Definition

Minimum spanning tree is defined as given graph(G) which a set of vertexes and edges with weights. Find a path which connects all vertexes with minimum total weight of edges. There are two classic algorithms which are designed with greedy algorithm: Prim Algorithm and Kruskal Algorithm.

Generice MST

A = {} // subset of some minimum spanning tree (V, E)
while A is not a minimum spanning tree
    find edge(u, v) to that is safe to A
    A = A union (u, v)

Safe Edge

Safe edge is a edge that is safe to added into A which out destorying the invarient property that A is subet of some minimum spanning tree. In other words, when you add a edge into A which causes A cannot form MST in the future, the edge is not safe.

Light Edge is safe

Let G=(V,E) be a connected, undirected graph with a real-valued weight function w defined on E. Let A be a subset of E that is included in some minimum spanning tree for G. Let (S,V-S) be any cut of G such that for any edge (u, v) in A, {u, v} S or {u, v} (V-S). Let (u,v) be a light edge crossing (S,V-S). Then, edge (u,v) is safe for A. (.... It just means finding a minimum weight edge which connects two parts of the graph, when it is cut then no vertexes are shared in two parts)

Prim Algorithm

This algorithm is based on shortest path algorithm. It builds a set of A in the process and select the light edge connecting A to others.

Simple version

  A = {}
  S = {r} // r is the random node you want to start with
  Q = V - {r}
  while Q is not empty
      Find the minimum edge(u, v) so that u in A and v in Q
      Add (u, v) in A, add v in S, and delete v from Q

Priortiy queue version The min-priority queue is implemented with binary heap. Use the key of the priority queue to keep track of the minimum distance from A to others. Note: Heap-Order: for every node v other than the root, key(v) >= key(parent(v))

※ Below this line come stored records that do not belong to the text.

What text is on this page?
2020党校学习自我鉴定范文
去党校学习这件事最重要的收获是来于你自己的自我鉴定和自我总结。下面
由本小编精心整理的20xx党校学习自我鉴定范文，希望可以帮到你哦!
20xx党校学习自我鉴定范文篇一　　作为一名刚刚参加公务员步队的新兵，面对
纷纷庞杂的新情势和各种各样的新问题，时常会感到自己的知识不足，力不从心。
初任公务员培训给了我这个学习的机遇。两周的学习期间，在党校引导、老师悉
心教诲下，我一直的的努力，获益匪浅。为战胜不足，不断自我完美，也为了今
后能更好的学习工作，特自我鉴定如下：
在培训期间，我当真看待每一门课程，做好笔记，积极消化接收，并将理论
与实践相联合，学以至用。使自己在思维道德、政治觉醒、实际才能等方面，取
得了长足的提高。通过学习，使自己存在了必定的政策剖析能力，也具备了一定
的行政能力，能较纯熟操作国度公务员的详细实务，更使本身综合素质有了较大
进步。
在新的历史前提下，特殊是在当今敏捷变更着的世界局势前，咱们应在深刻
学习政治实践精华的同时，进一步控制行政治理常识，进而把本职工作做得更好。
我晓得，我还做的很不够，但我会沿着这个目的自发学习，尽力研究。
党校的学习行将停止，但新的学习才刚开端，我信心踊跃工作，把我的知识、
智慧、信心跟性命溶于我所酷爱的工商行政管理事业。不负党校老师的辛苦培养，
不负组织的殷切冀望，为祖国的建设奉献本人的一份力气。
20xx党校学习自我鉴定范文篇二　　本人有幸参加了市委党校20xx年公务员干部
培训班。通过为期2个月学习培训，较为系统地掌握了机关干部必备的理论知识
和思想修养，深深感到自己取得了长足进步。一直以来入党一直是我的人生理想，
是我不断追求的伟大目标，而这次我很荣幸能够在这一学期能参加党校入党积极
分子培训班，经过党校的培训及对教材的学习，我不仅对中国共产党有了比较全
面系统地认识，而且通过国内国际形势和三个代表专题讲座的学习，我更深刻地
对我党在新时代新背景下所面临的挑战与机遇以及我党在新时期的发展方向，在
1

    Store all V in priority queue Q
    for each u in Q
        key[u] = infinity
        parent[u] = NUL
    key[r] = 0
    while (Q is not empty)
        u = EXTRACT_MIN(Q)
        for (each v in adj[u])
            // v belongs to others but not the buidling tree 
            // update its minimum distance if edge is smaller than its expected value before
            if (v belongs to Q && key[v] > w(u,v) ) 
                key[v] = w(u, v)
                parent[v] = u

Running time analysis

While loop executes V times EXTRACT_MIN(Q) : log V => V log V

The for loop (each v in adj[u]): total executes 2E times decrease key operation : log V => E log V

Overall running time: (V log V + E log V) = E log V // E always > V

Kruskal Algorithm

Add the edges according to the increasing weight, as long as the operation will not violate the minimum tree property. It uses a disjoint set to keep track the grouping of vertexes, as long as the edge(u, v) where u and v are not in the same group, the edge is safe to be added.

  A = {} // tree under construction
  Sort the edges of E by weights by increasing order
  for each v in G
      MAKE_SET(v) // every one belongs to its own group initially
  for each edge(u, v) in E
      if (FIND_SET(u) != FIND_SET(v))
        A union (u, v)
        UNION(u, v) // they are the same group now
  return A

Running time analysis

sort edges: E log E
for loop V times: MAKE_SET: log V
for loop execcutes E times FIND_SET and UNION: log V

Combine 2 & 3 we ge V+E log V => E log V => combine with (1) E log E Overall Running time: E log E

Disjoint Set Implemented by array

Every child remember its parent index The parent remeber its size (-ve)

int Find(int element){
	if (nodes[element] < 0)
		return element;
	else
		return nodes[element] = Find(nodes[element]);
}

void UnionSet(int set1, int set2){
	nodes[set1] += nodes[set2];
	nodes[set2] = set1;
}

int Union(int element1, int element2){
	int root1 = Find(element1);
	int root2 = Find(element2);

	if (root1 == root2) // reject if form a cycle
		return 0;

	if (nodes[root1] < nodes[root2]) // root1 has more elements than root2
		UnionSet(root1, root2);
	else
		UnionSet(root2, root1);

	return 1;
}

Differene between Prim algorihtm and Kruskal algorithm

Prim requires a connected graph, Kruskal can work on unconnected group in which many MST can be formed. Every step in prim is a partial solution.

Application of MST

MST algorihtm can be also used to build spanning tree based on each side

for (int i=0; i<m; i++){
    // based on each side, try to build a spanning tree with bigger side
    // compare their slimness
    for (int j=1; j<=n; j++){
        nodes[j] = -1;
    }

    Edge b = edges[i];
    Union(b.u, b.v);

    int largest = b.c;
    int smallest = b.c;
    for (int j=i+1; j<m; j++){
        Edge c = edges[j];
        Union(c.u, c.v);
    }
}

k - cluster with mini distance between point = MST - k most expensive edges.